RAGatouille icon indicating copy to clipboard operation
RAGatouille copied to clipboard

Export to Huggingface

Open sutyum opened this issue 1 year ago • 7 comments

  • [x] Pull Index form Hub
  • [x] Push Index to Hub

Will close #37


Are there any other concerns this PR should look into. Waiting to understand how best to organise the repo in order to define the push to hub part.

sutyum avatar Jan 14 '24 20:01 sutyum

Hey!

Thanks for taking this on, very appreciated! I'll review the changes tomorrow.

I don't think there's any major concerns with this, it's very straightforward and (should) be plug&play with the existing methods.

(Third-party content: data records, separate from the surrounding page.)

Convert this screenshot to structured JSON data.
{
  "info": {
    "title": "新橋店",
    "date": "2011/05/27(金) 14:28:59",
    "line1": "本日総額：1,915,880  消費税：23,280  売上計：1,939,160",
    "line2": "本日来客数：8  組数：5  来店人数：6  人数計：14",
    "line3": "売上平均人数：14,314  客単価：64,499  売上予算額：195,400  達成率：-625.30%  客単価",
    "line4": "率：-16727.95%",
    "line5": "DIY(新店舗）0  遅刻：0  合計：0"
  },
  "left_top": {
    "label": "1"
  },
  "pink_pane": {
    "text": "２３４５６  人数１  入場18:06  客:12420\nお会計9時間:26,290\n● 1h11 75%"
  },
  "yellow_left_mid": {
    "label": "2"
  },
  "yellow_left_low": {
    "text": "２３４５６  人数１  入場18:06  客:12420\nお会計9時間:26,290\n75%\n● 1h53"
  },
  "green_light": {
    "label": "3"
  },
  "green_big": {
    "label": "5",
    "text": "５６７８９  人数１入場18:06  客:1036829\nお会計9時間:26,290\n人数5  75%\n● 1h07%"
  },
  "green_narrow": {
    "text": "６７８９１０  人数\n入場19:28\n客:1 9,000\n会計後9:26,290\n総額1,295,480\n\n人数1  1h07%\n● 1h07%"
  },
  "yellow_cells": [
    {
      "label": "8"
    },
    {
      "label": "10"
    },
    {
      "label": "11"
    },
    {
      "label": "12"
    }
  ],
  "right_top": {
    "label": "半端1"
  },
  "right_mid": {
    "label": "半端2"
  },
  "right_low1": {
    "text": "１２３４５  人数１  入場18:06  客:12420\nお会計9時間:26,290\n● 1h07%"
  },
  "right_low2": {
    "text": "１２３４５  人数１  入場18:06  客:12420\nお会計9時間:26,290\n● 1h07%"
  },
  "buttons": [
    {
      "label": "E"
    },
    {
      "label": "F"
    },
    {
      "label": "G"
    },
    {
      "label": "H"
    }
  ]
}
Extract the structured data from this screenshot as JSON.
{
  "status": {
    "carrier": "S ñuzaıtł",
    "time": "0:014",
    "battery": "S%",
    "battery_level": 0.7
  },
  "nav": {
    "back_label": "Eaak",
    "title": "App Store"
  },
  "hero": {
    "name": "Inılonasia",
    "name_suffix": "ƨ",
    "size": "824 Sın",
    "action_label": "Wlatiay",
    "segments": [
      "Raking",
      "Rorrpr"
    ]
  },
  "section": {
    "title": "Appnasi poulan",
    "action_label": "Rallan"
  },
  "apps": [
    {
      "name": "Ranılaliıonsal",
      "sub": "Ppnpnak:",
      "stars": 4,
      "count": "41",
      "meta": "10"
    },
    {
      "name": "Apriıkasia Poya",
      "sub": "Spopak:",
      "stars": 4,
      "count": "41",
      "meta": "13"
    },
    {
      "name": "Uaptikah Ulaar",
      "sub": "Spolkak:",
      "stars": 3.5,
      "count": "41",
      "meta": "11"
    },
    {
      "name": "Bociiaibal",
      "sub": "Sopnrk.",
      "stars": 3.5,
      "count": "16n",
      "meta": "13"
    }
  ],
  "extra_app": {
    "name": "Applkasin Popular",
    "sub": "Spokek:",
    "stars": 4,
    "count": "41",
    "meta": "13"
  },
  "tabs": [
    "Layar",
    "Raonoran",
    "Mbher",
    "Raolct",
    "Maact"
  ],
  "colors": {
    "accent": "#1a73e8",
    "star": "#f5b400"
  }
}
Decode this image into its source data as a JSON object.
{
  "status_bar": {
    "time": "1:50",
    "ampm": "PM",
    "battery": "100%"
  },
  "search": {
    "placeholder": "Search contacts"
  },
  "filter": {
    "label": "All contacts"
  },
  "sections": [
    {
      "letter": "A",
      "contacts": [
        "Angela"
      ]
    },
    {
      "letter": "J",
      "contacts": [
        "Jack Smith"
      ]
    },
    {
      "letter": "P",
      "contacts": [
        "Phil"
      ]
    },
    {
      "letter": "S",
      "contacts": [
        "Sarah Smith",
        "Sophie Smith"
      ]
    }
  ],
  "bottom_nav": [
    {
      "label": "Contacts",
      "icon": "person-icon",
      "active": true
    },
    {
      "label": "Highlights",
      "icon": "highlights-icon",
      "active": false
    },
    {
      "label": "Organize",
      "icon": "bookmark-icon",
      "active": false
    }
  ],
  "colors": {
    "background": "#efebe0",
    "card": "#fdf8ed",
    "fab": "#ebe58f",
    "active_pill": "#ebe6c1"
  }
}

I think pushing to the hub should be implemented as a utils function (similar to how we implemented pushing a model to the hub and converting to vespa format), but there should also be a method in RAGPretrainedModel to invoke it for the currently loaded index.

bclavie avatar Jan 14 '24 21:01 bclavie

Just a quick thought: I think loading from the hub could be implemented in from_index rather than being its own function: first check if the path exists locally, otherwise attempt downloading from the hub, and OSError if it's not found there either.

This follows the style of the huggingface .from_pretrained() loaders


Also, I think it may be good to allow the loading function to take a local_dir: Optional[str] = None argument, which if present we'd pass to hf_hub_download(), and if not present we'd set it to f".ragatouille/indexes/{NAME_OF_THE_REMOTE_INDEX}", ensuring the default behaviour is consistent with the rest of the lib.

bclavie avatar Jan 14 '24 21:01 bclavie

converting to vespa format: Not sure how this format works.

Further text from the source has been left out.